Podemos no da por rota la tregua a Sánchez pero busca forzarle a negociar

Unidos Podemos no da por rota la tregua al Gobierno de Pedro Sánchez a pesar de que su abstención ha servido para tumbar el techo de gasto, un toque de atención tras el que esperan que el Ejecutivo reflexione y se dé cuenta de que tiene que negociar con quienes apoyaron la moción de censura.

“No es un no, es una invitación franca para hacer las cosas bien”, explicaba el diputado de Podemos Txema Guijarro al Gobierno antes de abstenerse en la votación de la senda de déficit, mientras el líder de IU, Alberto Garzón, recalcaba que lo que hacían era abrir una puerta de oportunidad para “hablar”.

Tanto en la formación morada como en IU creen que Sánchez no puede ignorar a quienes le ayudaron a llegar a La Moncloa y confían en que tras ver fracasar la senda de déficit les busquen para negociar y abordar juntos una política económica y social que ponga fin a la austeridad.

A esa abstención, no obstante, llegaron tras un debate intenso en el grupo parlamentario de Unidos Podemos-En Comù Podem-En Marea, con diferentes opiniones y discrepancias.

Había partidarios, como un sector de IU, de marcar distancias con el PSOE y votar no; otros que alertaban del riesgo de situarse con su voto más cerca de PP y Cs que de los socialistas y pedían un voto a favor; y por ultimo, los que planteaban abstenerse.

Finalmente, ganó el camino de en medio -la abstención-, si bien eso no significa, según admiten a EFE fuentes de la dirección, que den por roto su apoyo al Gobierno de Sánchez.

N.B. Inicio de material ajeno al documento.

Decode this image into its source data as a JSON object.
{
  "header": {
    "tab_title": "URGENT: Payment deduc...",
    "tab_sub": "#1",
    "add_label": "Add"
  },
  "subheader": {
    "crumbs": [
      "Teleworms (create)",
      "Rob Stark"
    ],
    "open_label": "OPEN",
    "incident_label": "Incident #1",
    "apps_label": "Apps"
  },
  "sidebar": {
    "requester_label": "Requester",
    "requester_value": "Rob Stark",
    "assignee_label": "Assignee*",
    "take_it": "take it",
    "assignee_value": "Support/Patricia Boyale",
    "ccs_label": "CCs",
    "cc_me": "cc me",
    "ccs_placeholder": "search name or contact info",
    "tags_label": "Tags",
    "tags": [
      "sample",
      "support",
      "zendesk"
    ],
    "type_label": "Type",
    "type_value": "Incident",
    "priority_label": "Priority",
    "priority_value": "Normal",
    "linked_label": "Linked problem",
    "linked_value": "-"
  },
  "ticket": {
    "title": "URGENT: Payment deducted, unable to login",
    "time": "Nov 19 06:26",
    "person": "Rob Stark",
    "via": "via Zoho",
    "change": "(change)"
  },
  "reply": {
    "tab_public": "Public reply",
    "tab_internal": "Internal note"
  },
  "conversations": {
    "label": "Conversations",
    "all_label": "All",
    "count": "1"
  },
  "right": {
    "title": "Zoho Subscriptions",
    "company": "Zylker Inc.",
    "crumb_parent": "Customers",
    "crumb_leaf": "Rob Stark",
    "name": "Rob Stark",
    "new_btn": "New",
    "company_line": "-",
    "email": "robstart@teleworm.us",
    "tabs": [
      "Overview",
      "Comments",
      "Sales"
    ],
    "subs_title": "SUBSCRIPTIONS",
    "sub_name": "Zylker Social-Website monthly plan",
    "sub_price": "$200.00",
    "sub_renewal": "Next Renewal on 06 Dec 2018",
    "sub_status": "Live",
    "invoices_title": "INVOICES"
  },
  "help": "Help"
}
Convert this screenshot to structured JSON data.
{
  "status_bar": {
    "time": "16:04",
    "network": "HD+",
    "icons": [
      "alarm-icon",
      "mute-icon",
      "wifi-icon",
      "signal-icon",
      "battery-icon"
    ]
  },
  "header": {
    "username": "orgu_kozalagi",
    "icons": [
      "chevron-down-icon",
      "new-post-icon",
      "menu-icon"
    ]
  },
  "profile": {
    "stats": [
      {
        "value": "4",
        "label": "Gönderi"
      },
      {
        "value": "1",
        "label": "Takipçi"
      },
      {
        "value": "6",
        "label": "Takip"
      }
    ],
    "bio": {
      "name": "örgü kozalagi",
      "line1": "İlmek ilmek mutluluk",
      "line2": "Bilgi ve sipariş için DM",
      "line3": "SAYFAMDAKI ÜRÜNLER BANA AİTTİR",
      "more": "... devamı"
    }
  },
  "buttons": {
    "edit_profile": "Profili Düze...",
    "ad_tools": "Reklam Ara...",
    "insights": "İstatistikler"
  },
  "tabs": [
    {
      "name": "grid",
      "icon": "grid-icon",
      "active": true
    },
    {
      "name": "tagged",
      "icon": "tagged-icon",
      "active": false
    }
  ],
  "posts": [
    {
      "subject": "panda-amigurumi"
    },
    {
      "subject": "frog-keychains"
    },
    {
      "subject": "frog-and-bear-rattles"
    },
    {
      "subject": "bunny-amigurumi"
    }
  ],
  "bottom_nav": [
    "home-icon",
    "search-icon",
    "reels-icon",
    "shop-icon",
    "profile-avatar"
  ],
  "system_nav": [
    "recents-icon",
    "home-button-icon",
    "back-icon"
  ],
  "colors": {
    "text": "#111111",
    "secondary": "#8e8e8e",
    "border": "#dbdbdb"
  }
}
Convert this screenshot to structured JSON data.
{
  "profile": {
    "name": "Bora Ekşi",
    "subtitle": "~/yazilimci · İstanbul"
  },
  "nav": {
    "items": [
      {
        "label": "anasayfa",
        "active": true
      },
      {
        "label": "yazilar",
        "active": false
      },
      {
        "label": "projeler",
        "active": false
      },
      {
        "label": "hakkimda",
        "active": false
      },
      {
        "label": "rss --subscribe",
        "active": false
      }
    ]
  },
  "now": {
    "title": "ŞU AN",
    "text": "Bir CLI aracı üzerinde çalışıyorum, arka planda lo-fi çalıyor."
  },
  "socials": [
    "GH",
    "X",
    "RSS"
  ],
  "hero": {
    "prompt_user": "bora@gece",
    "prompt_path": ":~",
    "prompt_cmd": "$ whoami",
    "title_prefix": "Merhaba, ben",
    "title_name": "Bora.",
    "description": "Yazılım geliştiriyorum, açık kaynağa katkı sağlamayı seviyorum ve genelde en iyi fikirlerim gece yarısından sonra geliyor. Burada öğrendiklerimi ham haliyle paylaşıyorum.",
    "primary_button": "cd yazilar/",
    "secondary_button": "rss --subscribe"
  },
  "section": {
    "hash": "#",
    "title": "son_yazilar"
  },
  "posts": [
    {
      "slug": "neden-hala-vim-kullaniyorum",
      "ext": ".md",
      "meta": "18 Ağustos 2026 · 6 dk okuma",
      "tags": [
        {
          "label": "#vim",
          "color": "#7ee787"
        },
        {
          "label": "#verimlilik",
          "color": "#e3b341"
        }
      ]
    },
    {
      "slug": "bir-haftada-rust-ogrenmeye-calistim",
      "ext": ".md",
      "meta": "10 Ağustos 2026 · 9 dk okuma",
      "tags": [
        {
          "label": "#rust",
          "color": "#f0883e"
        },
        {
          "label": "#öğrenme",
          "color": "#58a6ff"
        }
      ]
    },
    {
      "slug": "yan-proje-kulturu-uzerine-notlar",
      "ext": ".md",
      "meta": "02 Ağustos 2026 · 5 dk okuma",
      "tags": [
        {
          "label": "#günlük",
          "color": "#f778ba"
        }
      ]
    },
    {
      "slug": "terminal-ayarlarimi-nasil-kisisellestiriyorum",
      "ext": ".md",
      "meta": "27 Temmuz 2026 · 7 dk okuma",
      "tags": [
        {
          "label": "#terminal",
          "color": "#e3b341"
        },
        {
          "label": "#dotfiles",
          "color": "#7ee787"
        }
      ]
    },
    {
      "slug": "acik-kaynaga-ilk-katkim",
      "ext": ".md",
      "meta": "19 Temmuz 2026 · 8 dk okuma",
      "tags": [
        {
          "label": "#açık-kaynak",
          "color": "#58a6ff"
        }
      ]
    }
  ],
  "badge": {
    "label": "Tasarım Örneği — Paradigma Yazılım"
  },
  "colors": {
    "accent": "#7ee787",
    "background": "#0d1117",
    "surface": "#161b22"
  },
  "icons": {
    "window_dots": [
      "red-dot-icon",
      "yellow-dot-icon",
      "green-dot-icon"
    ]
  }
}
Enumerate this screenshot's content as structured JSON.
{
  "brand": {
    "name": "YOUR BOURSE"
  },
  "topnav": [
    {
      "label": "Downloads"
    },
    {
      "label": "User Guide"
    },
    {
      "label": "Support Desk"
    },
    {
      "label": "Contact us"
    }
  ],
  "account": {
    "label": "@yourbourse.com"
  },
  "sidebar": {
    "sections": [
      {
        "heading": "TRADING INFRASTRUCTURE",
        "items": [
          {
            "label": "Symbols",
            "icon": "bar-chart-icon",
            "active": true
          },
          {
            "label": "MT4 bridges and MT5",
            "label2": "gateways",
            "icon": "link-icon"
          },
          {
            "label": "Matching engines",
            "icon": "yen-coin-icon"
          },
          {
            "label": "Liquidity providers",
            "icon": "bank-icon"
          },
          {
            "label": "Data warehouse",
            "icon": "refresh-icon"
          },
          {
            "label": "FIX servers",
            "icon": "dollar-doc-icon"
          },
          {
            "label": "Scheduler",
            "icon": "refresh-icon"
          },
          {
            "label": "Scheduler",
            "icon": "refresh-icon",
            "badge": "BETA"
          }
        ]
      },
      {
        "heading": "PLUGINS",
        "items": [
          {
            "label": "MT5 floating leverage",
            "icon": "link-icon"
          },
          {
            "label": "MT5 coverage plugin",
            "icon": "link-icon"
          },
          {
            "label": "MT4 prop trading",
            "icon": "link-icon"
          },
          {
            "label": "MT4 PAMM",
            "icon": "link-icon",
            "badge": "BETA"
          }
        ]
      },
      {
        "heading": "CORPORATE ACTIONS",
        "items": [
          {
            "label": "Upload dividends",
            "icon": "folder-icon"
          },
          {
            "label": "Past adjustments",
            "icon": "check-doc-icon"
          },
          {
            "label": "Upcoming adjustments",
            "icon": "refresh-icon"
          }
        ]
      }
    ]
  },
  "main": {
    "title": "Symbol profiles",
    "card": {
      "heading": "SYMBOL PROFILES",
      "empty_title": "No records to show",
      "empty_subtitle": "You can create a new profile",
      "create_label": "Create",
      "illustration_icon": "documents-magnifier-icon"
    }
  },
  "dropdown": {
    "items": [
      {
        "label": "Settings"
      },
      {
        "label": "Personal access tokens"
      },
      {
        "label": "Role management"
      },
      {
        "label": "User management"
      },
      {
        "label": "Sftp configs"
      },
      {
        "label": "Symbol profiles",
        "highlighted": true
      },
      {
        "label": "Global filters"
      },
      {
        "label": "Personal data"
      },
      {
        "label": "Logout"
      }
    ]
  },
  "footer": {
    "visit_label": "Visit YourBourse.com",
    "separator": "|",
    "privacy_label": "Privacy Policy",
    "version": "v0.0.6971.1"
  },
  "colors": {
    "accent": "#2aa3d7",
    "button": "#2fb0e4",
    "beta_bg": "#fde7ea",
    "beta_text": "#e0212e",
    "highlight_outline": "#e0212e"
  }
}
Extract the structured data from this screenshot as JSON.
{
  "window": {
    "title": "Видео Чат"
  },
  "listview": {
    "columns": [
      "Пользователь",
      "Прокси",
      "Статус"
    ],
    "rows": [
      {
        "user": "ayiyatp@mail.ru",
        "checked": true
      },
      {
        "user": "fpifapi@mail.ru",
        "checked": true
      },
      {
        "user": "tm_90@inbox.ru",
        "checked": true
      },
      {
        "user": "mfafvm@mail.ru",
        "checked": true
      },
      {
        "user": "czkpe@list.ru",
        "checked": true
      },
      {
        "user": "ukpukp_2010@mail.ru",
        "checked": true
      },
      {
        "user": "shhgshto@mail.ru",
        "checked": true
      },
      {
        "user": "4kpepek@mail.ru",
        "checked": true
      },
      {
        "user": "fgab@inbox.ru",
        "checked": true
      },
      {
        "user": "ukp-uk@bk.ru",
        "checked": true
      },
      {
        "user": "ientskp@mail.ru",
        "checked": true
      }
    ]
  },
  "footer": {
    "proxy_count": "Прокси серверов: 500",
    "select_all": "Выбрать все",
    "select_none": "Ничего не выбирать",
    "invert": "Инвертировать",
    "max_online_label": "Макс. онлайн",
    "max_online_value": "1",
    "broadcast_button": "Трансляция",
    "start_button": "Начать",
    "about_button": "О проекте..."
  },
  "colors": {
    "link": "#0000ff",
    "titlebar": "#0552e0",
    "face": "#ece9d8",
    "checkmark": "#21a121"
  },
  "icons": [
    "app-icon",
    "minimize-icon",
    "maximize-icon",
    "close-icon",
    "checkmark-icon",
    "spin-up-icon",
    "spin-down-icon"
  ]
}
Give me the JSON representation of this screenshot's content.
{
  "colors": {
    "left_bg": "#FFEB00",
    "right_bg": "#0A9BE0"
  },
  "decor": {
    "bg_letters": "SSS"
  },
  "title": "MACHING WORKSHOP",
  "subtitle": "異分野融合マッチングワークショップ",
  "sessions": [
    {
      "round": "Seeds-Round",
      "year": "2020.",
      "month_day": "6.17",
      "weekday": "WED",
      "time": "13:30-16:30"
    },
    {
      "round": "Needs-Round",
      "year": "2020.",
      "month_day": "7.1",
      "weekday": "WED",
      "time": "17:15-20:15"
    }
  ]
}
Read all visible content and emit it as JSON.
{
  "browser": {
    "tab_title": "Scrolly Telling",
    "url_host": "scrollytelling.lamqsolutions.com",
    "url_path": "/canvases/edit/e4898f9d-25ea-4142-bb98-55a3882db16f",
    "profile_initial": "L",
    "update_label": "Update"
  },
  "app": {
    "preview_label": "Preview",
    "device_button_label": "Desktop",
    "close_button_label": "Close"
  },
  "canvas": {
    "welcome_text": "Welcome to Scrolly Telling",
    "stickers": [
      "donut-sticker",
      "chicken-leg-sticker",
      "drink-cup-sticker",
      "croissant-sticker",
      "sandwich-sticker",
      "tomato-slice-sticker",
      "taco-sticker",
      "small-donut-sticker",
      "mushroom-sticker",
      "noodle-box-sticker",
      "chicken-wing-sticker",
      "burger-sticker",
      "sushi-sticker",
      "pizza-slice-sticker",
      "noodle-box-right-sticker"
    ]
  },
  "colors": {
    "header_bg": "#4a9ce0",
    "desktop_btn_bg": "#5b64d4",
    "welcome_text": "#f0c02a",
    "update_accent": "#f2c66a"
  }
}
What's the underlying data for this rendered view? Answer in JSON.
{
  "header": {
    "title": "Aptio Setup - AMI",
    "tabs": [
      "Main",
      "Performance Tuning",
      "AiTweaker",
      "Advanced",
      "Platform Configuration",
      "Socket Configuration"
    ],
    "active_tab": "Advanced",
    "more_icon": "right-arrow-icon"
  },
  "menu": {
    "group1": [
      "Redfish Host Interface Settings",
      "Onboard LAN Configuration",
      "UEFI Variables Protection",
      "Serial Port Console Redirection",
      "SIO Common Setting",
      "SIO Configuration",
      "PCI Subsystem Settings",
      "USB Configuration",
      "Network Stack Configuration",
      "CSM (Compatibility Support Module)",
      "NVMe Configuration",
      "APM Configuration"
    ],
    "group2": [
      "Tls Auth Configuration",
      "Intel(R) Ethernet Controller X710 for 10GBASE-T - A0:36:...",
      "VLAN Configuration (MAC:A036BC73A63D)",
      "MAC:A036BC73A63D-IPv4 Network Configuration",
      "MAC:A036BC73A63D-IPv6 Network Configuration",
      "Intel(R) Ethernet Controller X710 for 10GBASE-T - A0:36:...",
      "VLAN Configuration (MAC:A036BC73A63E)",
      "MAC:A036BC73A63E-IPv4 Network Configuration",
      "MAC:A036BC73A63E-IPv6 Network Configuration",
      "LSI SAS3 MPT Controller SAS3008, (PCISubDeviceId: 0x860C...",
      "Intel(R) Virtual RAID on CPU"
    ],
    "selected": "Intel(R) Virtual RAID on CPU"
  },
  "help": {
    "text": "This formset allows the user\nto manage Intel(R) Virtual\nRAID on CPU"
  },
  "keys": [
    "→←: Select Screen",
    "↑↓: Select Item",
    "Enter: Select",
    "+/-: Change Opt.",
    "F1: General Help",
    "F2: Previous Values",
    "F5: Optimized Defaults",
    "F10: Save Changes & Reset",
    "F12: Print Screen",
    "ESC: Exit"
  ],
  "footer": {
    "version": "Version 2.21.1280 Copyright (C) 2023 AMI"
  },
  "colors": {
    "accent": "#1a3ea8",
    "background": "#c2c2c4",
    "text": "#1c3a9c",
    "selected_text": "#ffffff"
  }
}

Recuerdan, por el contrario, que su posición ideológica y política podía estar más cerca del no y que su abstención ha sido un gesto de buena voluntad sobre el que el Ejecutivo debe reflexionar.

Una reflexión que pedía también el diputado Rafael Mayoral, al tiempo que advertía de que Podemos no le dará “ni un huequito a la involución democrática” y que es una “fuerza política de cambio” que no ha venido “a bailarle el agua a nadie”.

Aun así, en el partido morado todavía tienen confianza en que los socialistas empiecen a contar con ellos y les planteen una negociación seria en la que les reconozcan como interlocutores necesarios y prioritarios, como en muchas ocasiones ha pedido el líder del partido, Pablo Iglesias.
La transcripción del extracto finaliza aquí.